Is now an NFL player after being offered a contract by the Seattle Seahawks.

Way to go!


----------



## Grunt (May 3, 2015)

Good for him!

I wish him the very best success during this next chapter of his life.


----------



## Salt USMC (May 3, 2015)

That's awesome!


----------



## Etype (May 3, 2015)

Super awesome.


----------



## Salt USMC (May 3, 2015)

The more I read about this guy, the more nuts his story becomes. 

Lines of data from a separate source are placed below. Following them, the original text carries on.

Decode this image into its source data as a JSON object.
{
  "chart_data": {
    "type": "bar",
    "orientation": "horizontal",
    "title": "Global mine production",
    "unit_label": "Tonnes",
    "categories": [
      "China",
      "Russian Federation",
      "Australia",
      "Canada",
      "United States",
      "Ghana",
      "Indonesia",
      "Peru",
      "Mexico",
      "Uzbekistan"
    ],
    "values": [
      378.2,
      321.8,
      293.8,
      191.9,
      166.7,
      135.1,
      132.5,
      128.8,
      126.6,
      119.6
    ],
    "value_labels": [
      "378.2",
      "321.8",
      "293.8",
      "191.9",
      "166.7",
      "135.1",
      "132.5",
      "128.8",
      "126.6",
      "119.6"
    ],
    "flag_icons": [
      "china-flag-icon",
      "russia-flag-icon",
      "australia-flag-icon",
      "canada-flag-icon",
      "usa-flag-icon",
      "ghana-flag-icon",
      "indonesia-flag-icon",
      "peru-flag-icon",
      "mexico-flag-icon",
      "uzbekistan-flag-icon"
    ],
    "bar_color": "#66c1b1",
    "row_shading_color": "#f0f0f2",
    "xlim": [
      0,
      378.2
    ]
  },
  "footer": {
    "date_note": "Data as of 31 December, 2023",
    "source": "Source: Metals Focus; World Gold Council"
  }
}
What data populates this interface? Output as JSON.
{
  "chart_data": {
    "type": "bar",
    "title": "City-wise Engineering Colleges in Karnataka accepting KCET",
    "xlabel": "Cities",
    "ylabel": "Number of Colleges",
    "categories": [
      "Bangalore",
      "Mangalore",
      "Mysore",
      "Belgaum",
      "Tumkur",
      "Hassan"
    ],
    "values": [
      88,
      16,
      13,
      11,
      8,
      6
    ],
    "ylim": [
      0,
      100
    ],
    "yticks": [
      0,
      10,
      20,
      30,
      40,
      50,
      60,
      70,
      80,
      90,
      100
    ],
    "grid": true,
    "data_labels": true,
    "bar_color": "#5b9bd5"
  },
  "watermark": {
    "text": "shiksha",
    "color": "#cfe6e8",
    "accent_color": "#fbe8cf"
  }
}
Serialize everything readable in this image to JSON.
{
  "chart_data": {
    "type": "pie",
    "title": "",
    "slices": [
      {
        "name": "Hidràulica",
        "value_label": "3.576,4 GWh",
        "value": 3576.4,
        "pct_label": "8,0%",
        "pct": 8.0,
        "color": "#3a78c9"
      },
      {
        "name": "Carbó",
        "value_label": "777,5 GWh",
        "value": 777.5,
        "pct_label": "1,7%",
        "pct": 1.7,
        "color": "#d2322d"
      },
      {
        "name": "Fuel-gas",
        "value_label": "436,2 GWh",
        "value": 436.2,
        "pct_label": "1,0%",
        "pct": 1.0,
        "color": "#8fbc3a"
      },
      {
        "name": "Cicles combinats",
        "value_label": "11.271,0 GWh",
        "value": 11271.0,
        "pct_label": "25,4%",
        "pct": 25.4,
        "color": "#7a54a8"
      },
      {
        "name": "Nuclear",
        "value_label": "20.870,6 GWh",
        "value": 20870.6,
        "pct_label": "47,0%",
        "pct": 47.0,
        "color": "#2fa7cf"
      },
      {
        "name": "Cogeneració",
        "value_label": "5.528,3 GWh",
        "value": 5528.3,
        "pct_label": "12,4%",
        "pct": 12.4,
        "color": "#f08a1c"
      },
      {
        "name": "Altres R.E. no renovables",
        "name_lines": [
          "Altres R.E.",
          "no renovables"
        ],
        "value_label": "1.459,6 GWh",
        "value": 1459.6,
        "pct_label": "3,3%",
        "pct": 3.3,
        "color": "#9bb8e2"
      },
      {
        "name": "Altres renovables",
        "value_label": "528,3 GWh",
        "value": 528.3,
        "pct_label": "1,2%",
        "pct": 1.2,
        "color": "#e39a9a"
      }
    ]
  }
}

I mean, the guy never plays football in high school, and his only exposure was probably playing a few pickup games during his enlistment.  He somehow taught himself to do long snapping duties.
He gets out, enrolls at UT, a college football juggernaut, and thinks "Hey, I'm in pretty good shape.  Maybe I oughtta give this football thing a try."  He plays in 38 games.
After finishing up college, he thinks "You know, getting signed to the NFL might be cool too."  And the Seahawks sign him.

How fucking cool is that?  He wasn't raised in a powerhouse high school football program, with more athletic trainers than teachers.  His only prep before going to UT was hitting the gym and hitting objectives.  What a story!


----------



## Red Flag 1 (May 3, 2015)

Congratulations, Nate!! Best of luck in da pros! We'll have to see if our Troll can recruit ya for SS.


----------



## AWP (May 3, 2015)

Deathy McDeath said:


> The more I read about this guy, the more nuts his story becomes.
> 
> I mean, the guy never plays football in high school, and his only exposure was probably playing a few pickup games during his enlistment.  He somehow taught himself to do long snapping duties.
> He gets out, enrolls at UT, a college football juggernaut, and thinks "Hey, I'm in pretty good shape.  Maybe I oughtta give this football thing a try."  He plays in 38 games.
> ...



He almost sounds like the sort of guy who takes the LSAT's on a lark and is then accepted into Harvard Law.


----------



## Viper1 (May 3, 2015)

This is awesome.  Found a roll and was so good they couldn't ignore him.  Helluva a UW campaign to get into the G-base!


----------